Austin Peter C
Institute for Clinical Evaluative Sciences, Toronto, Ont., Canada.
Stat Med. 2007 Jul 10;26(15):2937-57. doi: 10.1002/sim.2770.
Clinicians and health service researchers are frequently interested in predicting patient-specific probabilities of adverse events (e.g. death, disease recurrence, post-operative complications, hospital readmission). There is an increasing interest in the use of classification and regression trees (CART) for predicting outcomes in clinical studies. We compared the predictive accuracy of logistic regression with that of regression trees for predicting mortality after hospitalization with an acute myocardial infarction (AMI). We also examined the predictive ability of two other types of data-driven models: generalized additive models (GAMs) and multivariate adaptive regression splines (MARS). We used data on 9484 patients admitted to hospital with an AMI in Ontario. We used repeated split-sample validation: the data were randomly divided into derivation and validation samples. Predictive models were estimated using the derivation sample and the predictive accuracy of the resultant model was assessed using the area under the receiver operating characteristic (ROC) curve in the validation sample. This process was repeated 1000 times-the initial data set was randomly divided into derivation and validation samples 1000 times, and the predictive accuracy of each method was assessed each time. The mean ROC curve area for the regression tree models in the 1000 derivation samples was 0.762, while the mean ROC curve area of a simple logistic regression model was 0.845. The mean ROC curve areas for the other methods ranged from a low of 0.831 to a high of 0.851. Our study shows that regression trees do not perform as well as logistic regression for predicting mortality following AMI. However, the logistic regression model had performance comparable to that of more flexible, data-driven models such as GAMs and MARS.
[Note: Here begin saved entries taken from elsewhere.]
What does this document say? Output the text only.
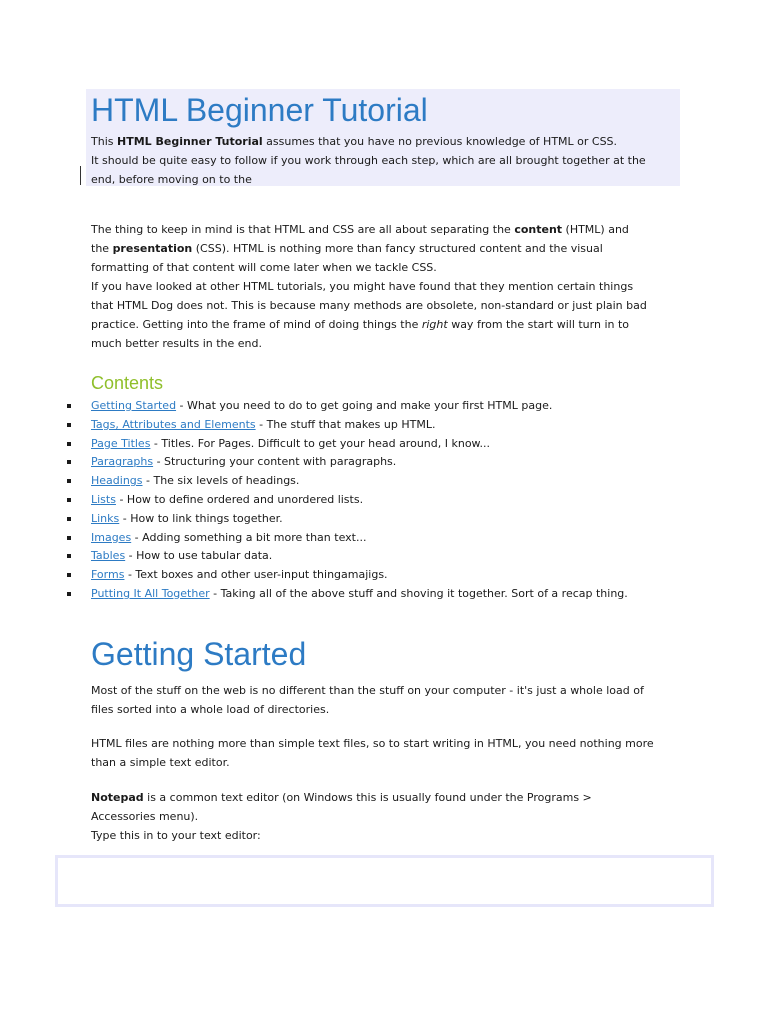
HTML Beginner Tutorial
This HTML Beginner Tutorial assumes that you have no previous knowledge of HTML or CSS.
It should be quite easy to follow if you work through each step, which are all brought together at the
end, before moving on to the
The thing to keep in mind is that HTML and CSS are all about separating the content (HTML) and
the presentation (CSS). HTML is nothing more than fancy structured content and the visual
formatting of that content will come later when we tackle CSS.
If you have looked at other HTML tutorials, you might have found that they mention certain things
that HTML Dog does not. This is because many methods are obsolete, non-standard or just plain bad
practice. Getting into the frame of mind of doing things the right way from the start will turn in to
much better results in the end.
Contents
Getting Started - What you need to do to get going and make your first HTML page.
Tags, Attributes and Elements - The stuff that makes up HTML.
Page Titles - Titles. For Pages. Difficult to get your head around, I know...
Paragraphs - Structuring your content with paragraphs.
Headings - The six levels of headings.
Lists - How to define ordered and unordered lists.
Links - How to link things together.
Images - Adding something a bit more than text...
Tables - How to use tabular data.
Forms - Text boxes and other user-input thingamajigs.
Putting It All Together - Taking all of the above stuff and shoving it together. Sort of a recap thing.
Getting Started
Most of the stuff on the web is no different than the stuff on your computer - it's just a whole load of
files sorted into a whole load of directories.
HTML files are nothing more than simple text files, so to start writing in HTML, you need nothing more
than a simple text editor.
Notepad is a common text editor (on Windows this is usually found under the Programs >
Accessories menu).
Type this in to your text editor:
临床医生和卫生服务研究人员常常对预测特定患者发生不良事件的概率(如死亡、疾病复发、术后并发症、再次入院)感兴趣。在临床研究中,使用分类回归树(CART)来预测结果的兴趣日益浓厚。我们比较了逻辑回归和回归树在预测急性心肌梗死(AMI)住院后死亡率方面的预测准确性。我们还研究了另外两种数据驱动模型的预测能力:广义相加模型(GAMs)和多元自适应回归样条(MARS)。我们使用了安大略省9484例因AMI入院患者的数据。我们采用重复分割样本验证:将数据随机分为推导样本和验证样本。使用推导样本估计预测模型,并使用验证样本中受试者工作特征(ROC)曲线下的面积评估所得模型的预测准确性。这个过程重复了1000次——初始数据集被随机分为推导样本和验证样本1000次,每次都评估每种方法的预测准确性。在1000个推导样本中,回归树模型的平均ROC曲线面积为0.762,而简单逻辑回归模型的平均ROC曲线面积为0.845。其他方法的平均ROC曲线面积范围从低至0.831到高至0.851。我们的研究表明,在预测AMI后的死亡率方面,回归树的表现不如逻辑回归。然而,逻辑回归模型的性能与更灵活的数据驱动模型(如GAMs和MARS)相当。